Property sales at Shimao Group’s Shanghai-listed unit sink 62 per cent in February
- Shanghai Shimao reported contracted sales of US$158.4 million last month
- Moody’s downgrades Logan Group’s credit rating on concerns over the developer’s liquidity and access to funding
Shimao, founded by Hui Wing Mau, also known as Xu Rongmao, in 1989, was regarded as a sound and restrained developer until it fell victim to Beijing’s draconian tightening measures to curb the real estate industry in late 2021.
The collective sales value of China’s top 100 developers fell 47.2 per cent in February from last year to US$63.6 billion, widening the slump from a 41 per cent contraction in January, according to the China Real Estate Information Corporation, which compiles industry data.
Meanwhile, Moody’s Investors Service downgraded Chinese developer Logan Group’s credit rating on Monday on concerns over the company’s liquidity and access to funding amid weak market sentiment.
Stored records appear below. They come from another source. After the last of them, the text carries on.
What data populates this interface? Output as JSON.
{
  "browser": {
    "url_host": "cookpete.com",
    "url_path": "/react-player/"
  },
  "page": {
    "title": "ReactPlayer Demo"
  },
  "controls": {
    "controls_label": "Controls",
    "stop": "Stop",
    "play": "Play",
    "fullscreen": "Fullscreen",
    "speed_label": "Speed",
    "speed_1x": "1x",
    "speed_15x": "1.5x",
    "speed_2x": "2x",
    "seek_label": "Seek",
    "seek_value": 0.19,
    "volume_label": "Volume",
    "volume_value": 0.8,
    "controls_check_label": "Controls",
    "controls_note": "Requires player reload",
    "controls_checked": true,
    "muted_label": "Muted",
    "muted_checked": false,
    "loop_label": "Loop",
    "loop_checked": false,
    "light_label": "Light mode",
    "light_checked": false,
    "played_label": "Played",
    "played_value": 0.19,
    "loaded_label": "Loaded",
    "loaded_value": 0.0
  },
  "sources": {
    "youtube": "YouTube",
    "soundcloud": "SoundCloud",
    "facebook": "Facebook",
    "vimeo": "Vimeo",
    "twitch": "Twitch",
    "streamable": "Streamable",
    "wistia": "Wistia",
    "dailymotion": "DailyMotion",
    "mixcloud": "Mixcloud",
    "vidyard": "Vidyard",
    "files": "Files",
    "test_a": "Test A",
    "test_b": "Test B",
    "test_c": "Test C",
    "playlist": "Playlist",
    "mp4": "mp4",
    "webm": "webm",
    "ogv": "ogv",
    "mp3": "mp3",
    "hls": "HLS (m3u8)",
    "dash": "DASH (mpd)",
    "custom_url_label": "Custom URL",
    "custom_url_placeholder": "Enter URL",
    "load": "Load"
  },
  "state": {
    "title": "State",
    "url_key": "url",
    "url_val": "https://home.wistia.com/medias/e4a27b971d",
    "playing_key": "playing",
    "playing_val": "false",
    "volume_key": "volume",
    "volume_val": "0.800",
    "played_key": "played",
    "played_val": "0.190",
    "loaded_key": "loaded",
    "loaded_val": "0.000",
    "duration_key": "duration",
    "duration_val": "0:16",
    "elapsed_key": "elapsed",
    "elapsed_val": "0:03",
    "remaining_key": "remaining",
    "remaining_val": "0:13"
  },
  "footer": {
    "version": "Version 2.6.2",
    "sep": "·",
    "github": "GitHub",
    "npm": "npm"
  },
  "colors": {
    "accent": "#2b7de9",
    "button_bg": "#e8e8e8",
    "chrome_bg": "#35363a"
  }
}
The developer’s corporate family rating was lowered to B2 from Ba3, and the company’s senior unsecured ratings to B3 from B1.
Moody’s also forecast that Logan’s contracted sales will decline notably over the next six to 12 months, driven by weaker homebuyer confidence and diminishing saleable resources as the company slows its land acquisitions amid tight funding conditions.
Shenzhen Logan faces debt repayment of 5.3 billion yuan this month.